Our first language was born of knowing its poverty.
We relied on signs and symbols. Then came metaphor,
and then our measly letters, where we pretended
to be saying precisely what we meant.
Hieroglyphs suffice when observance
is more important than discussion,
as with religions and the like.
Which came first, I wonder? Letters or language,
chickens or their eggs?
Attempting to separate one from the other is folly.
The first speakers, by necessity of nature, were poets.

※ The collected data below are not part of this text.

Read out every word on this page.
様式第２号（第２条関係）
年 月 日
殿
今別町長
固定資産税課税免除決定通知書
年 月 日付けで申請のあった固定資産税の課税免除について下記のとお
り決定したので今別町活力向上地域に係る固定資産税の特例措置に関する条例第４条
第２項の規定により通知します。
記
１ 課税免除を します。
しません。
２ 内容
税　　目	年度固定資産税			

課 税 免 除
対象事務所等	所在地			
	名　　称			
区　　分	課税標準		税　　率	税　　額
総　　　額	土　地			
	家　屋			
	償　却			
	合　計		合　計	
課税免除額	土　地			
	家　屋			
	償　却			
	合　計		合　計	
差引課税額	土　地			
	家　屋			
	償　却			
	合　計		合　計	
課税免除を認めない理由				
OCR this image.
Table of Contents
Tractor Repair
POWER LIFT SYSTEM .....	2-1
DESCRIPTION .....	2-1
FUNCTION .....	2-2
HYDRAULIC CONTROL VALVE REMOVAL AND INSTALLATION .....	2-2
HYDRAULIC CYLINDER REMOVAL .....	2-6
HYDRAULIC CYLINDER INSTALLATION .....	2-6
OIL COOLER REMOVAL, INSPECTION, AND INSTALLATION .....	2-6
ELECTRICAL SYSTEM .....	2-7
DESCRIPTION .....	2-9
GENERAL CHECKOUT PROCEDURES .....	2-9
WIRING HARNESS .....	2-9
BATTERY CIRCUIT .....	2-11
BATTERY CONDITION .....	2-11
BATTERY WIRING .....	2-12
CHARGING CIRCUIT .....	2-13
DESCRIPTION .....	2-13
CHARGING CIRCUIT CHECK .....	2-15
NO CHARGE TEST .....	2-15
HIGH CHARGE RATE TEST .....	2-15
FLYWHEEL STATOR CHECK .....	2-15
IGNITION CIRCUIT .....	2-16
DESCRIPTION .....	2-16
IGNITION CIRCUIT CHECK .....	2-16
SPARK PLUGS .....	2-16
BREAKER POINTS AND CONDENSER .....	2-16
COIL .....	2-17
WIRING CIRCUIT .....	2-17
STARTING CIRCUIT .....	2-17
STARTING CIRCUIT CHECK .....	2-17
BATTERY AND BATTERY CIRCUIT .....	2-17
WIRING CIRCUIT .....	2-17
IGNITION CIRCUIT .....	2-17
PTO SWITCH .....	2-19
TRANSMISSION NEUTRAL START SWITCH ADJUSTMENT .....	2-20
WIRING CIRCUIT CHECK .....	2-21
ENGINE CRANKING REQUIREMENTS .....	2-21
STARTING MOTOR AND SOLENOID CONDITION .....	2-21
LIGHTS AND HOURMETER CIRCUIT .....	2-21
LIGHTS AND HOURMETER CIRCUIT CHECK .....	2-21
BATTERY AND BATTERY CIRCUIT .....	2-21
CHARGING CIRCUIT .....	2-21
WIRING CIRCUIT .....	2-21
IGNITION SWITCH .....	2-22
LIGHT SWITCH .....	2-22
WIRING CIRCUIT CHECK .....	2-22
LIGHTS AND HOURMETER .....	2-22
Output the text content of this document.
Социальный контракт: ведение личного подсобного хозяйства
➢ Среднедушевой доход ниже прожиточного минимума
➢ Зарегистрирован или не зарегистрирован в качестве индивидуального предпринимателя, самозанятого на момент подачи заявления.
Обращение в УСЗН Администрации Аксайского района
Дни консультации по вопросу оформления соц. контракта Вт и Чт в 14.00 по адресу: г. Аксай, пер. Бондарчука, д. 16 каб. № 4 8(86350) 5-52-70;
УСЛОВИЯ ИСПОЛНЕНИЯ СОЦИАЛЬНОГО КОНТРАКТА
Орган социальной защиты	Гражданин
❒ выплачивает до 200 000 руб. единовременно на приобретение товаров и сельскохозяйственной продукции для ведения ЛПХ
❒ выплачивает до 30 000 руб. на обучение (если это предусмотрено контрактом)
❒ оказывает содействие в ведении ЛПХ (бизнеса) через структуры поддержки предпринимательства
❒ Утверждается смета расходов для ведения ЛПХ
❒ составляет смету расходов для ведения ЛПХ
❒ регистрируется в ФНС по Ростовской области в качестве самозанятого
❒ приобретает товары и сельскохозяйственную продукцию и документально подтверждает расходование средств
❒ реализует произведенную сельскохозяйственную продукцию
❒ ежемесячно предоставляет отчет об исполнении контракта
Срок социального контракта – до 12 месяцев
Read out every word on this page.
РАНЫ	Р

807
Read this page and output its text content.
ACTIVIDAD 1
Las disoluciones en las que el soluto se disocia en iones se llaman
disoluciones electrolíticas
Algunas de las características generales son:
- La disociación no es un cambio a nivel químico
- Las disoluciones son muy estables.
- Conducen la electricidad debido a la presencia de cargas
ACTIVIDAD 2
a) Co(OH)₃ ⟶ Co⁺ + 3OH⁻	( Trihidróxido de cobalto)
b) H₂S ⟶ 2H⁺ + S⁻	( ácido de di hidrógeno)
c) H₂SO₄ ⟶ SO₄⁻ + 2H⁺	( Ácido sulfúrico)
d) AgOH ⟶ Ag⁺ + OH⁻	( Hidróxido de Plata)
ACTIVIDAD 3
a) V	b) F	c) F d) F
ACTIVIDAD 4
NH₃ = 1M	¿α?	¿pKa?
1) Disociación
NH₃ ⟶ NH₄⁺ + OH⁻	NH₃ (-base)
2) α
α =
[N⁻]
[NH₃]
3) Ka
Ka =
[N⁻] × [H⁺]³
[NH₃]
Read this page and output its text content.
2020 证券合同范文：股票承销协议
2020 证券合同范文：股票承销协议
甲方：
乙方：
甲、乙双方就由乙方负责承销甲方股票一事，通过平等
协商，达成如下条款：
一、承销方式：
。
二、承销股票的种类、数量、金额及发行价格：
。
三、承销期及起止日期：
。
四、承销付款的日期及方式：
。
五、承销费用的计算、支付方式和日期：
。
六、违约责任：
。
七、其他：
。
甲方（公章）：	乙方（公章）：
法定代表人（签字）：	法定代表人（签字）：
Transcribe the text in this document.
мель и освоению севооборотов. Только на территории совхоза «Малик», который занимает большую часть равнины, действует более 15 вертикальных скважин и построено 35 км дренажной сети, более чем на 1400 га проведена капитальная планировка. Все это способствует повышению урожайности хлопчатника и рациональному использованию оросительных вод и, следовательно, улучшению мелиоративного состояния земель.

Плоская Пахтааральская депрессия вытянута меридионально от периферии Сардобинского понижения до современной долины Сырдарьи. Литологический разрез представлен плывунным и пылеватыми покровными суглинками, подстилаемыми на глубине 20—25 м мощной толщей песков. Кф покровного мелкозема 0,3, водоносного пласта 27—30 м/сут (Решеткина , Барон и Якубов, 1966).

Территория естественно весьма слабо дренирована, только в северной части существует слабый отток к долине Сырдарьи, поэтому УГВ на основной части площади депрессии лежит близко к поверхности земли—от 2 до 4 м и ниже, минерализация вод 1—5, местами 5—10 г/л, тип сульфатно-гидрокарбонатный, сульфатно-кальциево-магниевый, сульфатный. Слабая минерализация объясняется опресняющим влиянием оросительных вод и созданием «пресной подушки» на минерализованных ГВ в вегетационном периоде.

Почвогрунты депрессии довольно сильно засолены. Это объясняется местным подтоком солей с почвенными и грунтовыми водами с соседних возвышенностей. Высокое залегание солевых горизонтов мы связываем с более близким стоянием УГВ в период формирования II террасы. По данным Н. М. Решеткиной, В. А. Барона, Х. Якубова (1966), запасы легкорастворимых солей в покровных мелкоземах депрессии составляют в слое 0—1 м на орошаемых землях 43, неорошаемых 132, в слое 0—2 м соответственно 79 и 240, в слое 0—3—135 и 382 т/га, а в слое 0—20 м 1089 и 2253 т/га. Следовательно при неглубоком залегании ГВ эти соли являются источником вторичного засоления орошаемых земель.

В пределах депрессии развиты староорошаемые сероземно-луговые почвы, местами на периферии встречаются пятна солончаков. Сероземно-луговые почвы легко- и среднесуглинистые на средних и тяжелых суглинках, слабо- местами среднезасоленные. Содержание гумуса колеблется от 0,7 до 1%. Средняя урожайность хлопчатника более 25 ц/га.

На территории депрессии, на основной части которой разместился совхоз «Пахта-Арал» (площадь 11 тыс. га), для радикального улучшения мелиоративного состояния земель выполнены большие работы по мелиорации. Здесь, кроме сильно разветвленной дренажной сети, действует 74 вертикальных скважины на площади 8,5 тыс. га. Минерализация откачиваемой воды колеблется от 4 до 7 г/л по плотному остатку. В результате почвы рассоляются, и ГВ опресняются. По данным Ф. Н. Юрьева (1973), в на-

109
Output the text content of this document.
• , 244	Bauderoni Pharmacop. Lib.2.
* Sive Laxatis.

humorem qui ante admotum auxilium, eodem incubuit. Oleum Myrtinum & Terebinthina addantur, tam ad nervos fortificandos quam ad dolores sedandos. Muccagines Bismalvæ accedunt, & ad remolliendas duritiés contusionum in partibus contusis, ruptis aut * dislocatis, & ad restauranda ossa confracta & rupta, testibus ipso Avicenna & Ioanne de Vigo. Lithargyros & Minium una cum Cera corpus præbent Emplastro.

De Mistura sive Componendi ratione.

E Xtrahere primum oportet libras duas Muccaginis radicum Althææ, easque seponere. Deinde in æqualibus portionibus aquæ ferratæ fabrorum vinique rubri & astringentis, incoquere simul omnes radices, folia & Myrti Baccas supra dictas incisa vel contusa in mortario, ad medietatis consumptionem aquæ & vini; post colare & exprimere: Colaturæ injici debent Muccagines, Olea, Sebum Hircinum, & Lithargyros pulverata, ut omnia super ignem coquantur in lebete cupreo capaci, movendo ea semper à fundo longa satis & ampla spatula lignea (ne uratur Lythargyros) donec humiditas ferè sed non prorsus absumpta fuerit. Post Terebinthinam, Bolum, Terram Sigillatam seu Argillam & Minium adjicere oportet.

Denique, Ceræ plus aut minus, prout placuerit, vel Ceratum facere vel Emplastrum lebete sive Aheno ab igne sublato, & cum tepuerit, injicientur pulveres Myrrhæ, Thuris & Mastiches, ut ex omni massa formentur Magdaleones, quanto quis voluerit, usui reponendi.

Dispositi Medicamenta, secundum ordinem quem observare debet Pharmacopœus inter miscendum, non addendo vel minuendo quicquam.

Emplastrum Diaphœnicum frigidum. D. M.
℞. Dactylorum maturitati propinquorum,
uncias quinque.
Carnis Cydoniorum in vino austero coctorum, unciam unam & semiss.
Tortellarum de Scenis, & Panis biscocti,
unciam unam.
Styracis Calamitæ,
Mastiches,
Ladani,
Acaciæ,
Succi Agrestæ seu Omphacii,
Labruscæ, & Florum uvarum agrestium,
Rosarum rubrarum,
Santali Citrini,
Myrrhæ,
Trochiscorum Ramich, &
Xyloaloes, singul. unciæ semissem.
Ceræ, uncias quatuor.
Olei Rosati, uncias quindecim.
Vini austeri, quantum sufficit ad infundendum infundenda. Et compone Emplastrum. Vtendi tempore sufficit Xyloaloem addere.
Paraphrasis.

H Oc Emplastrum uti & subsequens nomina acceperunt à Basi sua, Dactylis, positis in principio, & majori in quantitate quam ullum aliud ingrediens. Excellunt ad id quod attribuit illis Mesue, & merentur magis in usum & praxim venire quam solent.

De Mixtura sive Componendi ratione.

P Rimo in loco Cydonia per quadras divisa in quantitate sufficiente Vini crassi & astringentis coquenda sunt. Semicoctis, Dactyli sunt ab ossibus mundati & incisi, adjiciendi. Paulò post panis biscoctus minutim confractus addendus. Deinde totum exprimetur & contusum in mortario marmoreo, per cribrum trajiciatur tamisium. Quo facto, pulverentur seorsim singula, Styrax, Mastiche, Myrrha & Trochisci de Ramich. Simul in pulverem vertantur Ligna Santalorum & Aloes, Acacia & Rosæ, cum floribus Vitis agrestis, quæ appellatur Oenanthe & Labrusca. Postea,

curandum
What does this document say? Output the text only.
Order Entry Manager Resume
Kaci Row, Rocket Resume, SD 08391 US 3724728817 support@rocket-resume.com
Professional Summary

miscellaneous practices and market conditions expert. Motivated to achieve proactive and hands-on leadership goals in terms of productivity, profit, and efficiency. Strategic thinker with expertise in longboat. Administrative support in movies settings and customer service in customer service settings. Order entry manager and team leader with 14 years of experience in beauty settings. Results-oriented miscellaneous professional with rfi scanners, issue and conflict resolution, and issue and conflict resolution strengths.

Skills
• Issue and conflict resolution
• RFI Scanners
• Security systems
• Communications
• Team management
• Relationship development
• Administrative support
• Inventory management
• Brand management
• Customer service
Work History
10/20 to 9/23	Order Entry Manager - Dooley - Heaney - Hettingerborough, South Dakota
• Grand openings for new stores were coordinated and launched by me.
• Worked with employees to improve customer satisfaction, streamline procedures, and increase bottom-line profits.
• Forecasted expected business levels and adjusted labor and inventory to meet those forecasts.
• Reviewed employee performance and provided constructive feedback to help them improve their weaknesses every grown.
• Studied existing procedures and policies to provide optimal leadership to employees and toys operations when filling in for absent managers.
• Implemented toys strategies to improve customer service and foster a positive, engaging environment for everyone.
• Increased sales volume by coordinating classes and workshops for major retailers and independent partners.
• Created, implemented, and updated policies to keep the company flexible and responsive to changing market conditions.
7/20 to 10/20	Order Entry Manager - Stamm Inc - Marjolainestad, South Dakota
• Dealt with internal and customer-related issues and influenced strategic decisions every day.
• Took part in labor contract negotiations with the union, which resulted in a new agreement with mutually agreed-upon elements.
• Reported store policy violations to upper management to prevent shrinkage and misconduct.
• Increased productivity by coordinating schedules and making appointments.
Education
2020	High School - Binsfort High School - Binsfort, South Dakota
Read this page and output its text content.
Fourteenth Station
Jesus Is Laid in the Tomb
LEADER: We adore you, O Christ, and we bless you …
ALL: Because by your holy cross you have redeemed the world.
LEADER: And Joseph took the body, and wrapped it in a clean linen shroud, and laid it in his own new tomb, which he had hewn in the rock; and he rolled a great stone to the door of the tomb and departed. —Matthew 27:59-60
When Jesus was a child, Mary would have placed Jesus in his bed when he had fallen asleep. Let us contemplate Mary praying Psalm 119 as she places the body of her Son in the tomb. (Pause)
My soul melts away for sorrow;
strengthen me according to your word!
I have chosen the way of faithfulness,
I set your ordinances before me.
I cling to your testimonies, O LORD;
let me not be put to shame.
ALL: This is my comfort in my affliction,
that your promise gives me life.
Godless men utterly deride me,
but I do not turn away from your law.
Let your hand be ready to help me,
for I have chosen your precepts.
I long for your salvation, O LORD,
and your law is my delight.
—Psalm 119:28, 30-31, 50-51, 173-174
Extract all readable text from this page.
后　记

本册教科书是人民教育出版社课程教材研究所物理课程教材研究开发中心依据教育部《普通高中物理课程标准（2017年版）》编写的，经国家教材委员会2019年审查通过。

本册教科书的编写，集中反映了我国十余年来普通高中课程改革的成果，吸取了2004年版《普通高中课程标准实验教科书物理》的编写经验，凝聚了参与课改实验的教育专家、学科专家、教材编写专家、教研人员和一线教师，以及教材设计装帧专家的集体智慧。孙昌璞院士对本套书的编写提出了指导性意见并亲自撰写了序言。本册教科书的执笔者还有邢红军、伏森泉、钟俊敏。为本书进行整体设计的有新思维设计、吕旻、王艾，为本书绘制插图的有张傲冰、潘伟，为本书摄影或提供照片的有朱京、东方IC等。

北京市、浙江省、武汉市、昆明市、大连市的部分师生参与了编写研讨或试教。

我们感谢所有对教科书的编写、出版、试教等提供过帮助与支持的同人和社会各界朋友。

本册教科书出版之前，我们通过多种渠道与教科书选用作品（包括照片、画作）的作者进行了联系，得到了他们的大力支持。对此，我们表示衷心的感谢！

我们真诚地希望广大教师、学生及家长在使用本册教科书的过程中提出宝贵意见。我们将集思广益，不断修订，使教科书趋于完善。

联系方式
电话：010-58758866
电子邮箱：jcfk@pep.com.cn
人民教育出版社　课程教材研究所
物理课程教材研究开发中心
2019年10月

Here is the key to any meaningful science worth following:
the source of all poetry is poverty of language,
catalyzed by a need to express.
The point? To learn the language
spoken by some eternal history,
across time. Another: to name
the beginnings of learning.
To our unseen source, knowledge
and creation are one
and the same. We
are mind and spirit;
intellect and will, but
it’s the function of wisdom
to fulfill both.
Children of nascent mankind
created things according to their ideas,
which are not to be confused with God.
But usually are.
The role of fear
should not be discounted here,
in stoking robust ignorance,
corporeal imagination.
Frightened men,
in their infinite vanity,
no sooner imagine than they believe.
Natural curiosity, the daughter
of ignorance and mother
of knowledge, gives birth:
to wonder.
By Jove, the thundering sky.
***
Adapted from The New Science of Giambattista Vico, translated by Thomas Goddard Bergin and Max Harold Fisch.